How do you keep the motivation of your students? What are some of your ways to motivate them? Are there lessons that you like to teach because many of them are interested? Are there also lessons you found boring for both of you and the learners? These are some of the guide questions we can ask to study the important elements of the learner motivation.
In remote learning, motivation is one of the less discussed areas. During the COVID-19 pandemic, it’s not difficult to bore students and kills their desire to learn. Instructional designers like teachers are interested in what can keep students motivated to learn. Hence looking at motivational designs can help us formulate motivational tactics to support instructional goals. Though motivation is unpredictable and changeable subject to influence over which an instructional designer has no control, we can still stimulate and sustain student’s motivation to learn (Keller,1987).

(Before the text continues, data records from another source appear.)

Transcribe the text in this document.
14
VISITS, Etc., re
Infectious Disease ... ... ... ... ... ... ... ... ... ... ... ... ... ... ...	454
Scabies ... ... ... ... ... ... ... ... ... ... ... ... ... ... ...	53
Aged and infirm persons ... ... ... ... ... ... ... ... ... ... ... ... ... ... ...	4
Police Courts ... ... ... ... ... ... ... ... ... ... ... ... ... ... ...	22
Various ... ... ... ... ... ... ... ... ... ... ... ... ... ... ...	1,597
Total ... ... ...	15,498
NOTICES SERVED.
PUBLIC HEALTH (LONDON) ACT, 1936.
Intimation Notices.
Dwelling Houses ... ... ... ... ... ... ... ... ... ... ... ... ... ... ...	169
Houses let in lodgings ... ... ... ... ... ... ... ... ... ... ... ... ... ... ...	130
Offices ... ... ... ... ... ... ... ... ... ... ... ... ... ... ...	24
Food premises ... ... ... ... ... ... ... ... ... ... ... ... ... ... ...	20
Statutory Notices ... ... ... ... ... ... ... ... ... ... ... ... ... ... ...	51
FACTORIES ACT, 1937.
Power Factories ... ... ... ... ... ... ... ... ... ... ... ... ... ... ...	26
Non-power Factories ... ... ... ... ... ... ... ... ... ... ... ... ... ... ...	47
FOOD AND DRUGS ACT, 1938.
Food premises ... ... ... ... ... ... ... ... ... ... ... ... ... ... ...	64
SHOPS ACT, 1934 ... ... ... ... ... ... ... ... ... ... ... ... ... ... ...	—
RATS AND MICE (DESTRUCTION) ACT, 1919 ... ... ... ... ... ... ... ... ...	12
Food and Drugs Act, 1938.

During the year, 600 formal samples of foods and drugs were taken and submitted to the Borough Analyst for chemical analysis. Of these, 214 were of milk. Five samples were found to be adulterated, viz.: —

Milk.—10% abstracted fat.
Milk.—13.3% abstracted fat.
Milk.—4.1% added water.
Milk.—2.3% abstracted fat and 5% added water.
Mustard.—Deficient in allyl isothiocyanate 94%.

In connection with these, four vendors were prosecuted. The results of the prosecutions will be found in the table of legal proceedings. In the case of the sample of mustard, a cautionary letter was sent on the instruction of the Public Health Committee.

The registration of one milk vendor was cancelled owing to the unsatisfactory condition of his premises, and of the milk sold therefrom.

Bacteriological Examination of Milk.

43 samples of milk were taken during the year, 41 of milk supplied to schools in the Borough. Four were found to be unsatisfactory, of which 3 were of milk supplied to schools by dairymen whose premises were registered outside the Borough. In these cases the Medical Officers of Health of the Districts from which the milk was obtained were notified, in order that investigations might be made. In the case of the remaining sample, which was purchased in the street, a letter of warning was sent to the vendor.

According to the ARCS Model of Motivation, there are four components of learner motivation to improve learning and this stands for Attention, Relevance, Confidence, and Satisfaction.
1. ATTENTION
Attention is an important element of motivation and a prerequisite to learning. Even on Gagne’s steps of instruction, gaining the attention of the learners is the first step of instruction. For teachers, getting students’ attention may be a familiar task already that they do in face-to-face classes. But, sustaining it during remote learning can present a different challenge. When students ask questions related to the topic, make sure to notice and answer them because they can help sustain their attention.
In this ARCS model, one can get students’ attention through perceptual arousal that uses the element of surprise and uncertainty to gain students’ attention or inquiry arousal by posing challenging questions and problems for students to be solved such as during brainstorming or act out problem activities.

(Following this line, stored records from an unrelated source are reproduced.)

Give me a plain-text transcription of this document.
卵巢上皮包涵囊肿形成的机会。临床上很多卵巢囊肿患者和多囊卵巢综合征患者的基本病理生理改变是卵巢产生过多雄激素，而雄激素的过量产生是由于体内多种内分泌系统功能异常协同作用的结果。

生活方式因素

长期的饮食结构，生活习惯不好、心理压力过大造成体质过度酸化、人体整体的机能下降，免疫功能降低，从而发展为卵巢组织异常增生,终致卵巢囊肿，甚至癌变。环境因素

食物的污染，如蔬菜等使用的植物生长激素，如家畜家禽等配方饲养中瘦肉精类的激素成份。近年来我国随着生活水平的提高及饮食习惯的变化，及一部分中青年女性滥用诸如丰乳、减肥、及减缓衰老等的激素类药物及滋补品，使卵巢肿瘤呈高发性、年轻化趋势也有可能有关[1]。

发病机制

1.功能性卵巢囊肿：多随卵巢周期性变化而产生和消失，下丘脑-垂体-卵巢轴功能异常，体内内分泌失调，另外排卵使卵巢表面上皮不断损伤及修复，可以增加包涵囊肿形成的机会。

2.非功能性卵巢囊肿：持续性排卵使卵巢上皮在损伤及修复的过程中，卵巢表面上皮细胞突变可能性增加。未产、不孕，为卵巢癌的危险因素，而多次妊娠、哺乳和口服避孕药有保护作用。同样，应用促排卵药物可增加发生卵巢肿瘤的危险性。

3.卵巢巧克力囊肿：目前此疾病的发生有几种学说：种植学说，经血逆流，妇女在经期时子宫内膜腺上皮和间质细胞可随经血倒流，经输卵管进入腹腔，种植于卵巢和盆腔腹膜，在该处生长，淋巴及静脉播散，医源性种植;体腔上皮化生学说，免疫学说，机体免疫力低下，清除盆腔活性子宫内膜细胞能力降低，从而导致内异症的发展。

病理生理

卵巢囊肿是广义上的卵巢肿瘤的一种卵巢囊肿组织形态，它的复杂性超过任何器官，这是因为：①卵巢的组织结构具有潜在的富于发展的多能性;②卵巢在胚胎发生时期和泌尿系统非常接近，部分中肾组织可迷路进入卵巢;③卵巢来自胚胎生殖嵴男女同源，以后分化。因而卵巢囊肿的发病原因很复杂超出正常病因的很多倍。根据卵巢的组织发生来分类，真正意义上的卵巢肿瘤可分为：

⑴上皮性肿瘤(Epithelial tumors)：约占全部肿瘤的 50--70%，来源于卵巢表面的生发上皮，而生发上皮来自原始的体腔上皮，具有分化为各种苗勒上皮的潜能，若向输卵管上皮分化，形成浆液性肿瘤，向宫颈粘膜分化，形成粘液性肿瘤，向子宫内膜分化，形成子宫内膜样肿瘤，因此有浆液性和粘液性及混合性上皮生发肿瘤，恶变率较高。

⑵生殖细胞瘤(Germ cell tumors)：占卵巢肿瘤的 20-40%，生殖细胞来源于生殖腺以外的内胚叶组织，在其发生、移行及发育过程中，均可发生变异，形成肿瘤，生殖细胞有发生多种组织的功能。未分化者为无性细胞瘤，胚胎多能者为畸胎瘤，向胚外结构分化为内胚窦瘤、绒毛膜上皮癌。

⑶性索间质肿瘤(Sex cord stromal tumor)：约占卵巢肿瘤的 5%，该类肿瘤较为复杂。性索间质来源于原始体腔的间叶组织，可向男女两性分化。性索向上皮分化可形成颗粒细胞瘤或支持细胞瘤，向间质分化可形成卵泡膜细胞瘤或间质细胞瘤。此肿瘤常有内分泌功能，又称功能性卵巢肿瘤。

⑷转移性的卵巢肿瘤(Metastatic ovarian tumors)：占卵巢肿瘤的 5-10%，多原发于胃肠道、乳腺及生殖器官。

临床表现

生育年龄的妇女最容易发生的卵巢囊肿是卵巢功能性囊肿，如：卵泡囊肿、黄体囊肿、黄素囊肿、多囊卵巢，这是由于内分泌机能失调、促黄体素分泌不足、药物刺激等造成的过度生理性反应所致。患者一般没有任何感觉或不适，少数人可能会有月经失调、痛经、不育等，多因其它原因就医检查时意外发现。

In gaining students’ attention, variability on learning materials and experience accounts for individual differences and learning styles such as the use of videos, animations, podcasts, vignettes, write around, and think-pair-share. But to succeed in this part, one has to understand the type of learners you’re dealing with. A short survey about the interests and learning styles of the students at the beginning of the lesson can help you learn about your students. There are already tools that can easily generate statistics and graphs describing your students which can offer you some valuable information in choosing or developing tactics to get and sustain your students’ attention.
2. RELEVANCE
“Why I’m learning this?” is a classic question asked by students to teachers. There will be a relevance problem when students are not convinced by the answer to this question. According to the author of the ARCS Model, relevance doesn’t always come from the content, but on how you teach your lessons that highlight the present and future usefulness of the topic especially on their career opportunities.
Since the learner experiences matter on this aspect, helping students set goals and help them take personal responsibility towards achieving those and strive under conditions of moderate risk can help them develop perceived relevance. But we need to allow them to take these opportunities where they can pursue work, build their skills, and have personal choices giving them control of their learning.
This component is difficult to achieve without acknowledging the struggles of the learners. Being able to provide additional resources for support will bring the learning process more relevance to them.
3. CONFIDENCE
If the goal is to improve the motivation of the students, helping students understand their likelihood of success is the golden rule. Stating prerequisites and making the evaluative criteria available to them can help students achieve standards and meet your expectations. The use of a rubric and other assessment tools can also help communicate the stated learning goals of the instructional materials and learning activities.
Improving self-confidence is also vital in growing learners. A self-monitoring tool can help them take smaller steps for growth and help them become increasingly independent in learning and demonstrating a skill that reinforces some degree of personal control of their learning. Providing feedback and a “feedforward” to pursue excellence can encourage them, but you need to help them understand the concept of failure and learn to feel good about genuine accomplishments as success is a direct result of their efforts.
4. SATISFACTION
According to the reinforcement theory, people are motivated if the task and reward are clearly defined. When learners receive feedback and reinforcement, it may help them to be motivated. But not all people like to be told about what to do, so an important factor is on “control” by stimulating or tapping on the intrinsic motivation of the students. This also suggests minimizing the application of surveillance and control tools imposed by the teacher on some activities, but rather on the applications of feedback.
A newly acquired skill should be applied by the learner in a real-world setting as soon as possible to help them feel the usefulness of the skill and further develop it. You can also provide intermittent reinforcement as they become more competent with the skill in doing a relevant task. Providing motivating feedback to your students can help them, but it’s also important not to patronize them by rewarding easy tasks and mere outputs. As the teacher, you can provide helpful strategic comments when needed.
In this time of remote learning, what are your most favorite tactic to improve learner’s motivation that taps on one of the components above? Or what’s the motivational design that you’re currently applying?